Fact: And at least in part this is because the children have inherited the same innate characteristics of their fathers that have contributed to these fathers' higher intelligence, compassion, and interest in their families. (Note that again, this is not a "positive contribution of fatherhood" but a comparison of different kinds of fathers -- and an implicit acknowledgement that some of them are not so hot.) "Analyses examining associations among father involvement, parenting characteristics, and toddler development demonstrated significant relationships... However, results highlighted the salience of qualitative characteristics (attitudes, behavioral sensitivity) rather than quantitative characteristics (amount of father's time with child) of parenting for toddler development."
Fact: Achiever-type people tend to have achiever-type kids. To a great extent, it's genetic. That's not special to "fatherhood" at all. Neither is involvement. Children will benefit from harmonious and complementary involvement of relatives, coaches, teachers, and so forth. While the research involving good and bad fathers in intact homes may indicate something about the negative effects of bad fathering, these claims offer nothing useful about "father involvement" for divorced and unwed homes.
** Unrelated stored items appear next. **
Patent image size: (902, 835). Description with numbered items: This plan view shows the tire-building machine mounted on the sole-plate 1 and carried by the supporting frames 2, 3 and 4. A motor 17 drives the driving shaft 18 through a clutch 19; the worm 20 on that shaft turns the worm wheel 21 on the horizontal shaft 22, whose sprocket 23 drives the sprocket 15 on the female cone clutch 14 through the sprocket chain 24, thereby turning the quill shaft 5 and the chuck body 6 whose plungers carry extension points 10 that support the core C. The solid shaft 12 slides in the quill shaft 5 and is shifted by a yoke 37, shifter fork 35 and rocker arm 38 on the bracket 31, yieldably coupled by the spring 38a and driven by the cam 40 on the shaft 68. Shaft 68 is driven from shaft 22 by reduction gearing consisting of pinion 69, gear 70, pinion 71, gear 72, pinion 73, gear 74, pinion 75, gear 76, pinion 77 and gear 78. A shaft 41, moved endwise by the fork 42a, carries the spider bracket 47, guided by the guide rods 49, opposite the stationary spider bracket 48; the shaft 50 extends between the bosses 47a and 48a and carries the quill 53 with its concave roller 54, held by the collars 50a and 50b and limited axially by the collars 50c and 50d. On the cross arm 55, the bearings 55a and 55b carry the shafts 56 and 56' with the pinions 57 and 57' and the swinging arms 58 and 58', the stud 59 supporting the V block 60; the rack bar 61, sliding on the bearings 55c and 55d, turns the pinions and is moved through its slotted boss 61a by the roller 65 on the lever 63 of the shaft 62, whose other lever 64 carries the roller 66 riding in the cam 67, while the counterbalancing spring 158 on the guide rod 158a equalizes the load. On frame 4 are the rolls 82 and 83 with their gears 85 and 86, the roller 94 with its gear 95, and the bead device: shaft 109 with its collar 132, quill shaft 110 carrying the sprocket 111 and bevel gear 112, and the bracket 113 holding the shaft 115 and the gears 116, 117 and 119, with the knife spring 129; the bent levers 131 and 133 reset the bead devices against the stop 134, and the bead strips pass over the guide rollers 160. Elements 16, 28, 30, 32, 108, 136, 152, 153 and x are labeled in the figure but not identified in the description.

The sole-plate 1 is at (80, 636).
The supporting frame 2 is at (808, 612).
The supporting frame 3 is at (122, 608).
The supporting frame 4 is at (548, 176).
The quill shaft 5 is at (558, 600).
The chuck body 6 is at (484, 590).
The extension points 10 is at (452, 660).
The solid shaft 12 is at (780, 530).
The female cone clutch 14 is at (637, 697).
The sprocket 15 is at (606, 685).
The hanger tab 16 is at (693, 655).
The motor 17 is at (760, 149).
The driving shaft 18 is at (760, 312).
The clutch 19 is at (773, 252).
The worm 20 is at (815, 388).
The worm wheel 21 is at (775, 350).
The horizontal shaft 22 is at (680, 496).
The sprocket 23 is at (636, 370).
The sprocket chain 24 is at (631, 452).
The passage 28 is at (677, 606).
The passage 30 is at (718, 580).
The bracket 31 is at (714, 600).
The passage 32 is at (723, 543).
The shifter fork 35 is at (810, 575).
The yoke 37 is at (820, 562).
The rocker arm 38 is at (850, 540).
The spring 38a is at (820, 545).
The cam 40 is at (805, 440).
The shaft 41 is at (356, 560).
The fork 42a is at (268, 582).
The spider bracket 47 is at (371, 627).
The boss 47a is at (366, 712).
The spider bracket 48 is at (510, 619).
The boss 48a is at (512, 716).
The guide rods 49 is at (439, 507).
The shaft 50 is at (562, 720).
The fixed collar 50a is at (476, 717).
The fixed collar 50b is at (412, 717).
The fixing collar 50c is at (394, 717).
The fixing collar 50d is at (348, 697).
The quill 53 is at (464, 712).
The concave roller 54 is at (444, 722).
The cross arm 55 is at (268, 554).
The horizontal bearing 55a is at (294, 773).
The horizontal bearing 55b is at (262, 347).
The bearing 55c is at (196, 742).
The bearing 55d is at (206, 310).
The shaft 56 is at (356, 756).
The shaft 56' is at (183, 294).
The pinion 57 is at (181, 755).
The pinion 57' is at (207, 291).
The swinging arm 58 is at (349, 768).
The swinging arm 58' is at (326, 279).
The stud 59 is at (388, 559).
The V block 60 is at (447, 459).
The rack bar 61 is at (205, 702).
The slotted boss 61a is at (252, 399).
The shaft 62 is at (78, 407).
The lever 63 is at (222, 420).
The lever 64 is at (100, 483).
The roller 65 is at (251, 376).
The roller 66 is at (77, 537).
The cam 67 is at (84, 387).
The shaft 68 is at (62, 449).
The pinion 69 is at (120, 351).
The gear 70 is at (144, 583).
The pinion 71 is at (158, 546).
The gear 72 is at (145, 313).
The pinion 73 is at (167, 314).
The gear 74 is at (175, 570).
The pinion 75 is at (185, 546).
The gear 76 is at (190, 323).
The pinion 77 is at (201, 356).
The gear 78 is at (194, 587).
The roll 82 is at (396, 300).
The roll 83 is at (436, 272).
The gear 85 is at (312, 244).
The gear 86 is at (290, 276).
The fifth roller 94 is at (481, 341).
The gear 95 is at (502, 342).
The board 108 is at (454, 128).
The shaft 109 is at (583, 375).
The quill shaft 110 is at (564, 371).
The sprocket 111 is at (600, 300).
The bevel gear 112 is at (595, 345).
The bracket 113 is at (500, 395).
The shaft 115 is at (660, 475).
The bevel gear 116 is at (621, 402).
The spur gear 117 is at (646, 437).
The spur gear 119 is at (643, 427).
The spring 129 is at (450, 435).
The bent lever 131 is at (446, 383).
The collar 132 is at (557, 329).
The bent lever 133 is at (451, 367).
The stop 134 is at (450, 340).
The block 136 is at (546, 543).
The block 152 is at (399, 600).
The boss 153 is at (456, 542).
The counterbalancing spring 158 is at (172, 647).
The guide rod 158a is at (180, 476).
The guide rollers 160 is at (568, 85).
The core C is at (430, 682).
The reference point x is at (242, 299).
Fluff -- Men who have had responsible fathers are more likely to become responsible fathers themselves.
Fact: "More likely than" who? than men who had alcoholic fathers who beat the crap out of them? than men who had irresponsible fathers who landed in prison? or than men who had only responsible mothers? (Research has eliminated the last possibility.) You are to assume from the misleading way this (and other statements similarly) have been worded by Horn that the comparison is to "father-absent" households. However, that's not true; the comparison is not stated because that was not the finding. None of these studies comparing different kinds of fathers (and boding against introducing the bad kind into children's lives, contrary to NFI initiatives) are "positive effects of fatherhood."
Fluff -- Children from intact homes with responsible fathers tend to be more successful as adults than children from intact homes with irresponsible fathers.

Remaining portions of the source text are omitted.